1. kendine has yönetmen(di).

    filmografisinde oscar kazanmış gosford park, oscar adayı the player, richard gere'li dr t and women gibi seyiri hoş filmler bulunuyor. ancak bunların yanında paul newman'lı da olsa saçmalığın ve zorlamanın sınırlarında dolaşan the quintet, robin williams'ı sinemaya kazandıran acayip bir popeye, alışılmadık ilişkileri ve kişilikleri konu alan mccabe & mrs. miller, devasa uzunluktaki tanner '88 ve bence kült kategorisindeki brewster mccloud gibi acayip filmleri de mevcut.

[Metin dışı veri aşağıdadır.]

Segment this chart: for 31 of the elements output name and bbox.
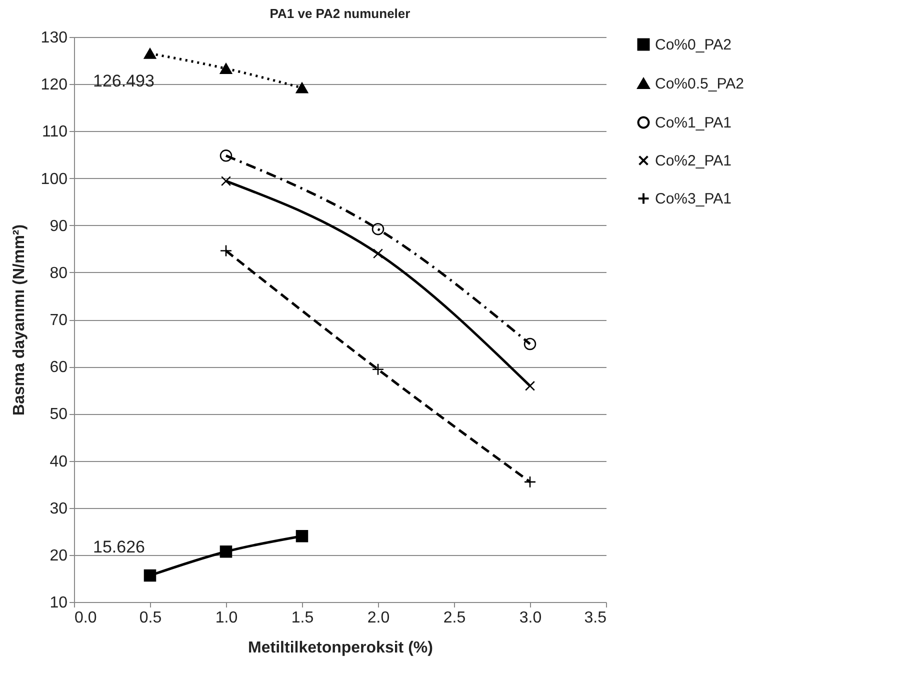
- y-tick-label: 30: [50, 500, 68, 518]
- annotation: 15.626: [93, 538, 145, 557]
- y-tick-label: 90: [50, 218, 68, 235]
- x-tick-label: 2.5: [443, 610, 466, 626]
- legend-label: Co%3_PA1: [655, 190, 732, 208]
- y-tick-label: 100: [40, 170, 68, 188]
- chart-title: PA1 ve PA2 numuneler: [270, 6, 410, 21]
- y-tick-label: 10: [50, 594, 68, 612]
- y-tick-label: 130: [40, 30, 68, 46]
- x-axis-title: Metiltilketonperoksit (%): [248, 640, 433, 656]
- legend-label: Co%1_PA1: [655, 114, 732, 132]
- y-tick-label: 60: [50, 359, 68, 376]
- y-tick-label: 80: [50, 264, 68, 282]
- legend-label: Co%2_PA1: [655, 152, 732, 170]
- annotation: 126.493: [93, 72, 154, 91]
- y-tick-label: 40: [50, 453, 68, 470]
- y-axis-title: Basma dayanımı (N/mm²): [10, 224, 28, 416]
- x-tick-label: 0.5: [139, 610, 162, 626]
- legend-label: Co%0.5_PA2: [655, 76, 744, 92]
- y-tick-label: 20: [50, 547, 68, 564]
- y-tick-label: 120: [40, 76, 68, 94]
- y-tick-label: 110: [42, 124, 68, 141]
- legend-label: Co%0_PA2: [655, 36, 732, 54]
- x-tick-label: 2.0: [367, 610, 390, 626]
- x-tick-label: 0.0: [74, 610, 97, 626]
- x-tick-label: 3.5: [584, 610, 607, 626]
- y-tick-label: 50: [50, 406, 68, 424]
- x-tick-label: 1.5: [291, 610, 314, 626]
- x-tick-label: 3.0: [519, 610, 542, 626]
- x-tick-label: 1.0: [215, 610, 238, 626]
- y-tick-label: 70: [50, 312, 68, 329]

    bir sinema izleyicisi açısından işin kötü yanı şu olabilir: robert altman bir kategoriye konulabilecek ve paketlenebilecek bir yönetmen değil. çoğunlukla kendi keyfine göre film çekti (ki keyfine düşkündü, amerika'da esrarın legalleşmesi için baya mücadele verdi). filmleri arasında tutarlı bir dünya görüşü veya politik bir kaygı bulunmuyor. filmleri her ne kadar kendine has üslubunun güzelliklerini taşısalar da, bir sanat filmi kadar ağır duruşa sahip değiller ve ortak bir temayı paylaşmıyorlar. bu yüzden filmlerini anlamlı bir paket içerisinde pazarlamak belki mümkün olmuyor. böyle olunca da brewster mccloud gibi bir filmi vhs kopyalardan izlemek zorunda kalıyoruz.